All I want to know is how these kinds of hints can be applied in suse linux. Are there the same problems that the log show or may be other kind of critical errors? As we cannot simulate any failure in our platform I dont know how these kind of errors are represented in the log?

I hope that I have been clear in my explanations

THank you

unSpawn · 10-27-2006, 10:38 AM

Hello and welcome to LQ. Hope you like it here.

My problem is that Im not very clear from where can I catch all the useful events that may contain failures and errors. (..) / All I want to know is how these kinds of hints can be applied in suse linux. Are there the same problems that the log show or may be other kind of critical errors?
If properly configured (sources, loglevels): syslog (/etc/syslog.conf) is what the kernel uses to dump logs in.
Then there's your other daemon logs if they don't log to syslog.

For example in HP-UX I used to supervize the /opt/resmon/event.log for any suspicious event that could give me important data about failures. These kinds of events were captured in my script like this:
FLAG=$(cat /opt/resmon/event.log|egrep
That's horrible. If you don't want to deploy a fullscale network IT Service Management framework at least use something local like Monit: it will restart services on error and perform custom tasks, keep tabs on SAR-like specs and alert you. Top it off with something like Logwatch. Saves you time configuring grep rules and is easily extendable.

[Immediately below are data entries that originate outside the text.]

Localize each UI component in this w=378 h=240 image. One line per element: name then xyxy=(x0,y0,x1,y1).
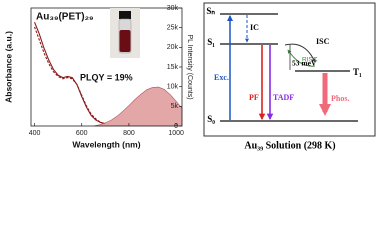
y2-tick-label: 5k xyxy=(171,103,179,110)
isc-label: ISC xyxy=(316,37,330,46)
x-tick-label: 600 xyxy=(76,130,88,137)
level-label: Sₙ xyxy=(206,6,215,16)
diagram-caption: Au₃₉ Solution (298 K) xyxy=(244,140,335,151)
ic-label: IC xyxy=(250,23,259,32)
y-axis-label: Absorbance (a.u.) xyxy=(3,31,13,103)
x-tick-label: 400 xyxy=(29,130,41,137)
vial-photo xyxy=(110,8,140,58)
y2-axis-label: PL Intensity (Counts) xyxy=(186,34,193,99)
gap-label: 53 meV xyxy=(292,59,317,68)
x-axis-label: Wavelength (nm) xyxy=(72,139,140,149)
chart-title: Au₃₉(PET)₂₉ xyxy=(36,12,94,23)
plqy-annotation: PLQY = 19% xyxy=(80,72,133,82)
risc-label: RISC xyxy=(302,57,318,64)
y2-tick-label: 15k xyxy=(167,64,179,71)
x-tick-label: 800 xyxy=(123,130,135,137)
y2-tick-label: 25k xyxy=(167,25,179,32)
level-label: S₁ xyxy=(207,37,215,47)
diagram-frame xyxy=(203,2,376,137)
level-label: S₀ xyxy=(207,114,215,124)
pf-label: PF xyxy=(249,93,259,102)
absorbance-line xyxy=(34,21,106,125)
y2-tick-label: 10k xyxy=(167,84,179,91)
isc-arrow xyxy=(284,43,316,63)
pl-area xyxy=(93,86,183,127)
x-tick-label: 1000 xyxy=(168,130,184,137)
y2-tick-label: 20k xyxy=(167,44,179,51)
y2-tick-label: 30k xyxy=(167,5,179,12)
level-label: T₁ xyxy=(353,67,362,77)
phos-label: Phos. xyxy=(331,94,349,103)
absorbance-line xyxy=(34,26,106,125)
jablonski-diagram: Sₙ S₁ S₀ T₁ IC ISC RISC 53 meV Exc. PF T… xyxy=(203,2,376,151)
tadf-label: TADF xyxy=(273,93,294,102)
exc-label: Exc. xyxy=(214,73,229,82)
y2-tick-label: 0 xyxy=(174,123,178,130)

The idea here is the automation of sending alarms through sms-s.
Then you better know the dependencies of wanting that. If for instance the machine loses all network then alerting goes to hell unless you have alternatives.

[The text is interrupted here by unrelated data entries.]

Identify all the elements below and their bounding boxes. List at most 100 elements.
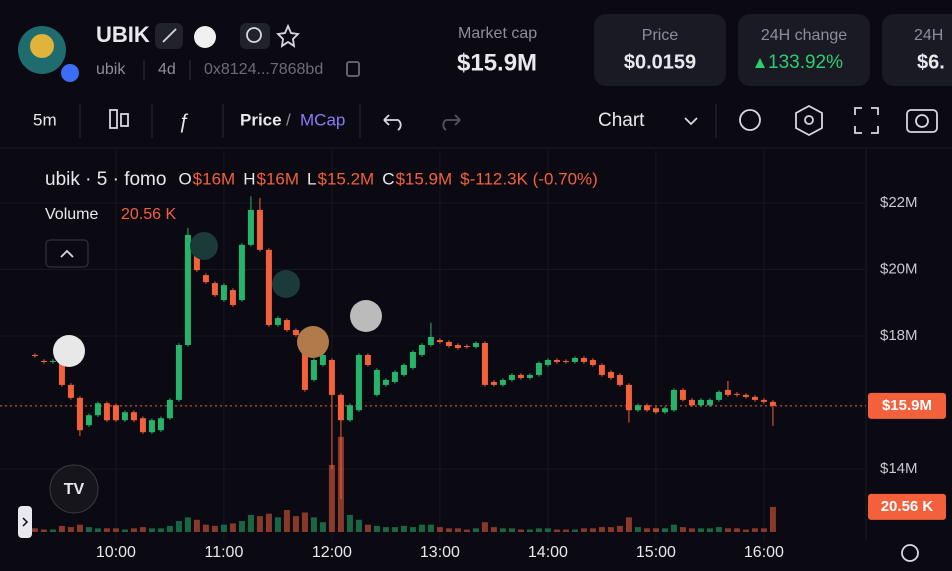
age: 4d xyxy=(158,61,176,78)
tradingview-logo[interactable] xyxy=(49,464,99,514)
candle-body xyxy=(643,405,650,411)
candle-body xyxy=(319,354,326,365)
volume-bar xyxy=(400,525,407,532)
volume-bar xyxy=(193,519,200,532)
candle-body xyxy=(346,405,353,421)
x-tick-label: 13:00 xyxy=(420,544,460,561)
mcap-toggle[interactable]: MCap xyxy=(300,110,345,129)
volume-bar xyxy=(652,528,659,532)
candle-body xyxy=(94,403,101,416)
candle-body xyxy=(256,209,263,250)
x-tick-label: 11:00 xyxy=(204,544,243,561)
candle-body xyxy=(310,359,317,380)
camera-lens xyxy=(915,114,929,128)
volume-bar xyxy=(436,527,443,532)
candle-body xyxy=(670,389,677,411)
side-panel-toggle[interactable] xyxy=(18,506,32,538)
volume-bar xyxy=(157,528,164,532)
fullscreen-button[interactable] xyxy=(854,107,879,134)
volume-bar xyxy=(382,527,389,532)
volume-bar xyxy=(265,513,272,532)
candle-body xyxy=(724,389,731,395)
social-button[interactable] xyxy=(194,26,216,48)
legend-key: H xyxy=(243,169,255,188)
volume-bar xyxy=(292,516,299,532)
candle-body xyxy=(364,354,371,365)
volume-label-box xyxy=(868,493,946,520)
price-toggle[interactable]: Price xyxy=(240,110,282,129)
trade-avatar[interactable] xyxy=(190,232,218,260)
collapse-button[interactable] xyxy=(45,239,89,268)
candle-body xyxy=(76,397,83,431)
trade-avatar[interactable] xyxy=(350,300,382,332)
candle-body xyxy=(499,379,506,385)
candle-body xyxy=(157,418,164,431)
logo-mark: TV xyxy=(64,481,85,498)
undo-button[interactable] xyxy=(383,114,402,131)
volume-bar xyxy=(427,524,434,532)
volume-bar xyxy=(562,529,569,532)
volume-bar xyxy=(211,525,218,532)
candle-body xyxy=(562,360,569,362)
volume-key: Volume xyxy=(45,206,98,223)
alert-button[interactable] xyxy=(739,109,761,131)
settings-button[interactable] xyxy=(795,104,823,137)
candle-body xyxy=(382,379,389,385)
candle-body xyxy=(661,408,668,413)
volume-bar xyxy=(724,528,731,532)
candle-type-button[interactable] xyxy=(109,109,118,129)
candle-icon xyxy=(120,113,129,127)
trade-avatar[interactable] xyxy=(297,326,329,358)
volume-bar xyxy=(607,527,614,532)
edit-icon xyxy=(162,28,177,43)
ticker: ubik xyxy=(96,61,126,78)
volume-bar xyxy=(166,525,173,532)
y-tick-label: $22M xyxy=(880,194,918,211)
redo-button[interactable] xyxy=(442,114,461,131)
volume-bar xyxy=(364,524,371,532)
indicators-button[interactable]: ƒ xyxy=(178,110,189,132)
legend-value: $15.2M xyxy=(317,169,374,188)
candle-body xyxy=(274,318,281,326)
candle-body xyxy=(130,412,137,421)
candle-body xyxy=(211,283,218,296)
volume-bar xyxy=(580,528,587,532)
volume-bar xyxy=(760,528,767,532)
candle-body xyxy=(139,418,146,433)
collapse-icon xyxy=(60,249,74,258)
axis-settings-button[interactable] xyxy=(901,544,919,562)
volume-bar xyxy=(76,524,83,532)
candle-body xyxy=(652,408,659,413)
volume-bar xyxy=(679,527,686,532)
candle-body xyxy=(760,399,767,402)
x-tick-label: 15:00 xyxy=(636,544,676,561)
candle-body xyxy=(184,234,191,345)
interval-button[interactable]: 5m xyxy=(33,110,57,129)
volume-bar xyxy=(634,527,641,532)
volume-bar xyxy=(355,519,362,532)
token-name: UBIK xyxy=(96,22,150,47)
candle-body xyxy=(373,369,380,395)
legend-value: $16M xyxy=(256,169,299,188)
candle-body xyxy=(454,345,461,348)
screenshot-button[interactable] xyxy=(906,109,938,133)
price-label: $15.9M xyxy=(882,397,932,414)
volume-bar xyxy=(598,527,605,532)
candle-body xyxy=(742,394,749,397)
stat-value: $6. xyxy=(917,51,945,73)
star-button[interactable] xyxy=(276,23,300,48)
copy-button[interactable] xyxy=(346,61,360,77)
candle-body xyxy=(463,345,470,347)
candle-body xyxy=(526,374,533,378)
chart-type-button[interactable]: Chart xyxy=(598,110,645,131)
candle-body xyxy=(544,359,551,365)
legend-ohlc: O $16M H $16M L $15.2M C $15.9M $-112.3K (-0.70%… xyxy=(178,169,597,188)
search-button[interactable] xyxy=(240,23,270,49)
candle-body xyxy=(481,343,488,385)
volume-bar xyxy=(112,528,119,532)
trade-avatar[interactable] xyxy=(53,335,85,367)
volume-bar xyxy=(472,528,479,532)
trade-avatar[interactable] xyxy=(272,270,300,298)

As we cannot simulate any failure in our platform
I'm sorry to sound negative but that's plain irresponsible. If you're working with critical machines you must also have a workbench comprising of some testing servers. How else are you gonna test and make sure any reconfiguration, SW or HW upgrade or restore or whatever else can be performed flawless? If it's a matter of money then someone just hasn't got his priorities straight (which he'll find out in no time). Just my thoughts.